5-6 Şubat tarihleri arasında Belçika’nın başkenti Daimî Halklar Mahkemesi (DHM) tarafından Brüksel’de kurulan Rojava Halklar Mahkemesi’nde Türk devletinin Kuzey ve Doğu Suriye’de işlediği suçlar ele alınıp tartışıldı. Dünyaca tanınan yargıçlar, hukukçular, insan hakları savunucuları, insan hakları örgütleri, saldırı mağdurları ve görgü tanıklarının katılımıyla gerçekleştirilen mahkemede, Türk devletinin işgali altında bulunan bölgelerde işlenen ağır hak ihlallerine dönük önemli raporlar ve belgeler ortaya kondu. İki günlük halk mahkemesinin ardından ön kararını açıklayan mahkeme heyeti, işgal altındaki bölgelerde savaş ve insanlığa karşı suçlarının işlendiğine dikkat çekti.
Türk devletinin sanık olduğu mahkemenin amacını ve Kuzey ve Doğu Suriye’de işlenmeye devam eden hak ihlallerini, Daimî Halklar Mahkemesi Genel Sekreteri Gianni Tognoni ile konuştuk.
‘SİSTEMATİK SALDIRI VAR’
Mahkeme’nin, uluslararası basında sıklıkla göz ardı edilen Türk devletinin Kuzey ve Doğu Suriye politikasına odakladığını hatırlatan Genel Sekreter Gianni Tognoni, “Türk devletinin bu bölgeye dönük saldırı, bombalama ve yıkımı sistematik bir hal almış durumda. Bu saldırılar modern siyaset ve kültürde oldukça temel bir deneyimdir.
Suriye’nin bir bölgesi olan Rojava, Türkiye’nin çıkarlarının tamamen dışında olmalıdır. DAİŞ’e karşı kazanılan zaferin ardından Suriye'nin bu tarihi parçası, uluslararası ölçekte oldukça istisnai olan kadın katılımı ile demokratik toplumlara dayalı bir siyasi deney oluşturdu.

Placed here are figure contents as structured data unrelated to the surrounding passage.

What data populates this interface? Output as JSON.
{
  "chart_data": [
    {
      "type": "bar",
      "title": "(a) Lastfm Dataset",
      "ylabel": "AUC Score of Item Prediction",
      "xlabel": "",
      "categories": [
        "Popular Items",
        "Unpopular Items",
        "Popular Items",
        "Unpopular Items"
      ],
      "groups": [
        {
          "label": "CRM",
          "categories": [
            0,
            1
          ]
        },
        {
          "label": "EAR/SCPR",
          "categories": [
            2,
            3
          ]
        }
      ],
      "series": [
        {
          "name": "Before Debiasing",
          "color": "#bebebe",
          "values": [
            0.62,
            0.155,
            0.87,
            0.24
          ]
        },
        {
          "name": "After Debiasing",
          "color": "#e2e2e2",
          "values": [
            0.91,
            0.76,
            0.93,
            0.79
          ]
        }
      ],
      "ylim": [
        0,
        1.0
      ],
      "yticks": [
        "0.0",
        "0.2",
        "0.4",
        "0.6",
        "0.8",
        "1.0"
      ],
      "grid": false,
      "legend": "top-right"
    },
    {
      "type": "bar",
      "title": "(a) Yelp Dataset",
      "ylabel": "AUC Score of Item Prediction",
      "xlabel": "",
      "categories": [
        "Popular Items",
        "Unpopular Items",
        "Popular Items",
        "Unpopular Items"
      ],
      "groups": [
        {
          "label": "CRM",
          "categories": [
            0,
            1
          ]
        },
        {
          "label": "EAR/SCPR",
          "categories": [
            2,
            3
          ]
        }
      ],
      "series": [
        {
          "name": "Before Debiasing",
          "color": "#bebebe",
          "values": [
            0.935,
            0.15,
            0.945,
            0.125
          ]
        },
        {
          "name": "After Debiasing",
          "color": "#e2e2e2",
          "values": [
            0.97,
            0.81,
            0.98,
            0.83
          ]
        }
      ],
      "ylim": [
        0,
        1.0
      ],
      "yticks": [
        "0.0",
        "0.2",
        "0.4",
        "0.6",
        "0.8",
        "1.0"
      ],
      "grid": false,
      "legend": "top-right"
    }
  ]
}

Bugün Türkiye, kısmen 20 yılı aşkın süredir Türkiye'de tutuklu bulunan Öcalan'ın deneyiminden esinlenen bu girişimi bir tehdit olarak algıladığı için düşmanlığını yoğunlaştırıyor. Rojava'nın varlığının Türkiye'deki direnişin bir dereceye kadar birleşmesini teşvik edeceğinden ve Kürtleri Erdoğan'ın Ortadoğu stratejisine boyun eğdirme politikasını sorgulatacağından korkuyor” diye kaydetti.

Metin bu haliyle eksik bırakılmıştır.